Yesterday there were literally thousands of adult and immature swallows visible at Bear River NWR. A great number of them were Cliff Swallows like the immature bird above.
I had a difficult time obtaining an image of this bird that showed detail, sharpness and had enough depth of field. The light was low, there was a breeze blowing the Hard-stemmed Bulrush around and with it; the bird. I took more images than normal trying for a crisp, detailed photo. I shot this in Aperture Priority which means that I select the aperture and the ISO while the camera selects the shutter speed, I don’t like to go over ISO 400 with my D200 because noise can creep in and become a major issue so I sacrificed some shutter speed for this image. If I had gone to f7.1 or f8 my shutter speed would have dropped even more.
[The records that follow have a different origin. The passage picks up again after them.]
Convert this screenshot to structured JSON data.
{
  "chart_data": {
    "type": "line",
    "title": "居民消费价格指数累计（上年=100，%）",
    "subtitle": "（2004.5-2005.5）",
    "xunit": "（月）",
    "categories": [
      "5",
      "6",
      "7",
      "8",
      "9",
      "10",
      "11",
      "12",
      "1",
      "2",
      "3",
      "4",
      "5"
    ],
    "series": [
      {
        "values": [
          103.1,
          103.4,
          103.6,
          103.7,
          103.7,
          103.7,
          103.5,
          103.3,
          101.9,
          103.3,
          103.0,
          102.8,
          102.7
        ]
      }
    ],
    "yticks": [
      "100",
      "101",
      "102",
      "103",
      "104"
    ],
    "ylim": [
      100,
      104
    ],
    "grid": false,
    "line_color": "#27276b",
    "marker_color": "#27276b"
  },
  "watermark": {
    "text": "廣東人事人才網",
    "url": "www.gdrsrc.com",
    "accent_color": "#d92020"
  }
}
A bit of a compromise but I think this turned out well.
Later in the day this juvenile Cliff Swallow cooperated and stayed perched for quite a few frames. I’m not sure if the plant is a Water Parsnip or a Water Hemlock but I enjoy the lacy flowers that remind me of Queen Anne’s Lace. I also like how the out of focus vegetation gives this image a depth it might not have without the out of focus stems and flowers in the background. I had more light for this photo that gave me a more acceptable shutter speed. I dialed back the exposure compensation so the whites of the flowers didn’t blow out.
There is a large variance in the appearance of juvenile Cliff swallows though they all have dark auriculars. This young bird appears to be a pale-throated variant. Cliff Swallow juveniles seem a little stickier than the adults are can be fun to photograph.
Cliff Swallows catch and eat flying insects of many species the wing so I adore them because they eat mosquitoes, an insect that I personally despise! Go Cliff Swallows!